The regular studio spaces in the GSA’s historic Mackintosh Building have been sub-divided into interlocking pods and corners, each occupied by a student from the fine art department. It’s a battery farm approach to gallery space (the first thing that will strike you when you arrive is the sheer volume of work on display) but don’t be daunted: the quality of work spread over the four floors is very high.
Each room contains a selection from each of the schools main disciplines: painting, photography and sculpture. Installations sit well with the two dimensional pieces, and make a well curated show that isn’t at all monotonous to work your way through. All of this is aided by the architectural brilliance of the Mackintosh Building, which is completely open to the public for the duration of the show, and worth the trip in its own right!

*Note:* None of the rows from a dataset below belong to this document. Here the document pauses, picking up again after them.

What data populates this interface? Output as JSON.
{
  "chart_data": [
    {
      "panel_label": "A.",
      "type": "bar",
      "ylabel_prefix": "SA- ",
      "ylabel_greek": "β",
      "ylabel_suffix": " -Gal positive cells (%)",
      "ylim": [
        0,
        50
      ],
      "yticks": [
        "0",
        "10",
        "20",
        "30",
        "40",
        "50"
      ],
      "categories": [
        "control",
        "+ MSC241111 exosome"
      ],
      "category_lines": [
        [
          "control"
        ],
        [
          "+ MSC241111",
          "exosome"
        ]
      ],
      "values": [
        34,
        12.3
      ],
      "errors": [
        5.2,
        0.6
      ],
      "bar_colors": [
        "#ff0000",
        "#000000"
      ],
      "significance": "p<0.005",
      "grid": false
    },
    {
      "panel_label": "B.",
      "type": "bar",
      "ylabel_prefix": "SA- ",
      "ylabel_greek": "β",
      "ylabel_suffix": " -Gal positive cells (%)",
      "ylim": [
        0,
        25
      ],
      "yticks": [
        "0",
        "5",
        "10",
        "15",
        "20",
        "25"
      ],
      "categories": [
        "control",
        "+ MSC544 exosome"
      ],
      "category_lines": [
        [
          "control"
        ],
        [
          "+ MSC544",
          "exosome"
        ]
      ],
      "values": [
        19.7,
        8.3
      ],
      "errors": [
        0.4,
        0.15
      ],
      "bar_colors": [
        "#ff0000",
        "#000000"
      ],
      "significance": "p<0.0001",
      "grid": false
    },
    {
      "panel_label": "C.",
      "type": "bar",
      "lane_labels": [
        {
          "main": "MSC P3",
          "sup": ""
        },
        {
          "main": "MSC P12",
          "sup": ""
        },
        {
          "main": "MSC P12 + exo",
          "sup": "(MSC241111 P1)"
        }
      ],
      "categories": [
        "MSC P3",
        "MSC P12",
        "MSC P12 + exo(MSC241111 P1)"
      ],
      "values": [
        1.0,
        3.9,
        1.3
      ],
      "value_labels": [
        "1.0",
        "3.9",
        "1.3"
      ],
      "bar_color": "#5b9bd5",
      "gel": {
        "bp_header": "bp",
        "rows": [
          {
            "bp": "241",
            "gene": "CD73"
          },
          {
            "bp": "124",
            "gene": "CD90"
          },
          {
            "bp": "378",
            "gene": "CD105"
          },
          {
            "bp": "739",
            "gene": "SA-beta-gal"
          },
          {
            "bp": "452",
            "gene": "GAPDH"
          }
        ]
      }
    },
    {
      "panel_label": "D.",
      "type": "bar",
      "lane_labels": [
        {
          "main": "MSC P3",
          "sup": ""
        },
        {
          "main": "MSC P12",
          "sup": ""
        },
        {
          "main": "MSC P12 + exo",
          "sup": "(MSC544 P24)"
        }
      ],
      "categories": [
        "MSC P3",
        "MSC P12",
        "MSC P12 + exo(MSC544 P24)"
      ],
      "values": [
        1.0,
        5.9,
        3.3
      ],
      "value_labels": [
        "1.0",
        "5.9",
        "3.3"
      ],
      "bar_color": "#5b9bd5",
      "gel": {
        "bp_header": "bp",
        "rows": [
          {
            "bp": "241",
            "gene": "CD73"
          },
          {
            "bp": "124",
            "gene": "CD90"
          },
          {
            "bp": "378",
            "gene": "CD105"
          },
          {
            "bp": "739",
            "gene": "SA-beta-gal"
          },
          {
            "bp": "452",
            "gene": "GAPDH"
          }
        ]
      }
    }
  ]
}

There are some duds: a few finger paintings (it turns out some of the jokes about the GSA are true), a few works that are slightly too familiar (“did I not see that in GOMA a few months ago?”) and a few pieces that are just far too cryptic to yield any sort of interesting interpretation. In general though there are pieces for every level of accessibility, from “pretty” to “challenging”, and with some thought, anyone will be able to find something to appreciate.
My personal favourites? I felt more relaxed than I have in weeks lying flat on my back on a beanbag, watching Heather Batchelor’s stop motion film of a degenerating photocopied image. Find that in the little balcony viewing room in studio 48.
For me though the most rewarding of them all was an installation by Emma Reid in studio 45. To describe it would ruin the initial pleasure of realising what was going on, but an apparently empty balcony yields some interesting surprises. It stuck with me, and kept asking questions; even once I’d moved on to the basement, to look at a giant stuffed ginger gorilla.
The GSA Degree show is open 10am – 9pm, through till June 16. If the fine art show wasn’t enough, you can walk next door to see the offerings from the architecture department, or down to the Skypark campus for the design school.